Studie beweist: World Wide Web ist begrenzt

Studie beweist: World Wide Web ist begrenzt
Die Stimme aus dem Lautsprecher plappert in Höchstgeschwindigkeit. Bei diesem Tempo kann der normale Hörer bestenfalls Wortfetzen aufschnappen. Heiko Kunert aber versteht jedes Wort. Denn so wie manche Menschen Schnellleser sind, ist er ein Schnellhörer. Heiko Kunert ist blind und "liest" mit Hilfe einer Sprachausgabe an seinem Computer. Mit Hilfe dieser Technik kann der PR-Referent am PC ebenso selbstständig arbeiten wie ein Sehender. "Das Internet bietet Menschen mit Behinderung eine große Chance", sagt der 34-Jährige aus eigener Erfahrung.
08.04.2011
Von Claudia Rometsch

Tatsächlich nutzen immer mehr Behinderte die Möglichkeit, sich über das Internet zu informieren und zu kommunizieren.
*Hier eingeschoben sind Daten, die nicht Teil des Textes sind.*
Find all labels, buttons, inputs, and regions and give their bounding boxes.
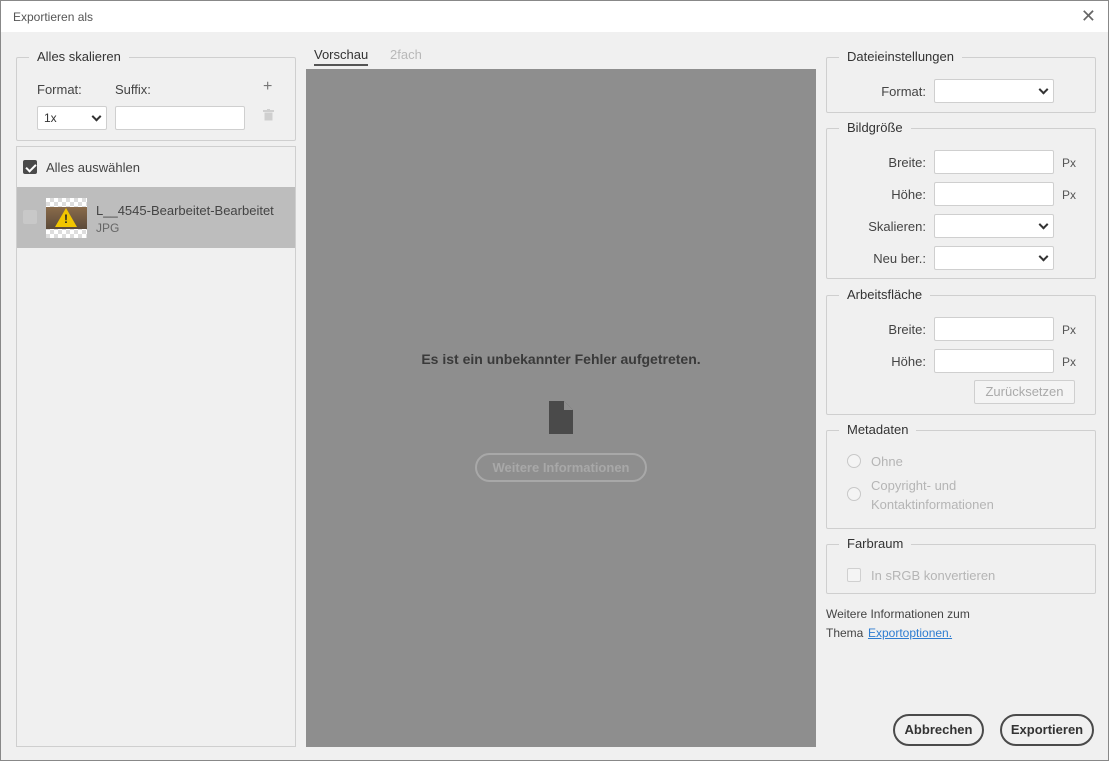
chevron-down-icon — [1038, 219, 1049, 230]
suffix-label: Suffix: — [115, 82, 151, 97]
asset-list: Alles auswählen ! L__4545-Bearbeitet-Bea… — [16, 146, 296, 747]
file-format-label: Format: — [881, 84, 926, 99]
reset-button[interactable]: Zurücksetzen — [974, 380, 1075, 404]
more-info-button[interactable]: Weitere Informationen — [475, 453, 647, 482]
chevron-down-icon — [1038, 84, 1049, 95]
asset-checkbox[interactable] — [23, 210, 37, 224]
canvas-width-field[interactable] — [934, 317, 1054, 341]
more-info-text-2: Thema — [826, 626, 864, 640]
select-all-checkbox[interactable] — [23, 160, 37, 174]
metadata-none-label: Ohne — [871, 454, 903, 469]
metadata-copyright-radio[interactable] — [847, 487, 861, 501]
error-message: Es ist ein unbekannter Fehler aufgetrete… — [421, 351, 701, 367]
cancel-button[interactable]: Abbrechen — [893, 714, 984, 746]
file-settings-legend: Dateieinstellungen — [839, 49, 962, 64]
scale-all-legend: Alles skalieren — [29, 49, 129, 64]
window-title: Exportieren als — [13, 10, 94, 24]
srgb-label: In sRGB konvertieren — [871, 568, 996, 583]
canvas-width-label: Breite: — [888, 322, 926, 337]
chevron-down-icon — [1038, 251, 1049, 262]
title-bar: Exportieren als ✕ — [1, 1, 1108, 32]
asset-type: JPG — [96, 221, 120, 235]
asset-name: L__4545-Bearbeitet-Bearbeitet — [96, 203, 274, 218]
canvas-height-field[interactable] — [934, 349, 1054, 373]
image-height-unit: Px — [1062, 188, 1077, 202]
image-width-label: Breite: — [888, 155, 926, 170]
warning-mark: ! — [64, 212, 68, 226]
canvas-width-unit: Px — [1062, 323, 1077, 337]
metadata-legend: Metadaten — [839, 422, 917, 437]
metadata-none-radio[interactable] — [847, 454, 861, 468]
preview-area: Es ist ein unbekannter Fehler aufgetrete… — [306, 69, 816, 747]
scale-select-value: 1x — [44, 111, 57, 125]
image-scale-label: Skalieren: — [868, 219, 926, 234]
file-format-select[interactable] — [934, 79, 1054, 103]
list-item[interactable]: ! L__4545-Bearbeitet-Bearbeitet JPG — [17, 187, 295, 248]
canvas-legend: Arbeitsfläche — [839, 287, 931, 302]
image-size-legend: Bildgröße — [839, 120, 911, 135]
metadata-copyright-label-2: Kontaktinformationen — [871, 497, 994, 512]
resample-select[interactable] — [934, 246, 1054, 270]
export-button[interactable]: Exportieren — [1000, 714, 1094, 746]
image-height-label: Höhe: — [891, 187, 926, 202]
tab-2x[interactable]: 2fach — [390, 47, 422, 62]
image-scale-select[interactable] — [934, 214, 1054, 238]
export-options-link[interactable]: Exportoptionen. — [868, 626, 952, 640]
file-icon — [549, 401, 573, 434]
srgb-checkbox[interactable] — [847, 568, 861, 582]
colorspace-legend: Farbraum — [839, 536, 912, 551]
resample-label: Neu ber.: — [873, 251, 926, 266]
suffix-input[interactable] — [115, 106, 245, 130]
export-dialog: Exportieren als ✕ Alles skalieren Format… — [0, 0, 1109, 761]
asset-thumbnail: ! — [46, 198, 87, 238]
tab-preview[interactable]: Vorschau — [314, 47, 369, 66]
select-all-label: Alles auswählen — [46, 160, 140, 175]
image-width-field[interactable] — [934, 150, 1054, 174]
image-width-unit: Px — [1062, 156, 1077, 170]
canvas-height-unit: Px — [1062, 355, 1077, 369]
plus-icon[interactable]: + — [263, 78, 272, 96]
close-icon[interactable]: ✕ — [1081, 7, 1096, 25]
metadata-group: Metadaten — [826, 422, 1096, 529]
canvas-height-label: Höhe: — [891, 354, 926, 369]
chevron-down-icon — [91, 111, 102, 122]
more-info-text-1: Weitere Informationen zum — [826, 607, 970, 621]
image-height-field[interactable] — [934, 182, 1054, 206]
metadata-copyright-label-1: Copyright- und — [871, 478, 957, 493]
trash-icon[interactable] — [263, 109, 274, 121]
format-label: Format: — [37, 82, 82, 97]
scale-select[interactable]: 1x — [37, 106, 107, 130]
Das ergab die erste umfassende Studie zum Nutzungsverhalten von Menschen mit Behinderung im Auftrag der Aktion Mensch. Während der durchschnittliche Bundesbürger an 5,1 Tagen pro Woche ins Netz geht, besuchen Nutzer mit Behinderung rund 6,5 mal in der Woche das World Wide Web, heißt es in der Untersuchung "Web 2.0 / barrierefrei".

World Wide Web bietet viele Chancen

Die Studie zeige, dass das Internet die selbstständige Lebensführung aller behinderten Menschen stärke, sagt Iris Hobler von der Aktion Mensch. Der Nutzen der Kommunikation per Internet sei für Menschen mit Handicap besonders groß, bestätigt Aktion-Mensch-Mitarbeiterin Iris Cornelssen, die die Studie
begleitete. Das Internet helfe, körperliche Beeinträchtigungen zu kompensieren.

So nutzten Gehörlose das Internet zum Beispiel, um sich Filme in Gebärdensprache zuzuschicken, erklärt Cornelssen. Auch sei es eine wichtige Informationsquelle für Blinde. Das bestätigt auch Heiko Kunert. "Früher war es viel schwieriger für behinderte Menschen, an Informationen zu kommen." Das gilt für Sachtexte, Bücher, aber auch die Informationen aus der lokalen Tageszeitung seien früher für Blinde nicht zugänglich gewesen, sagt Kunert. Heute könnten sich Blinde mit Hilfe des Sprachprogramms an ihrem PC über die  Online-Ausgaben der Zeitungen aktuell informieren.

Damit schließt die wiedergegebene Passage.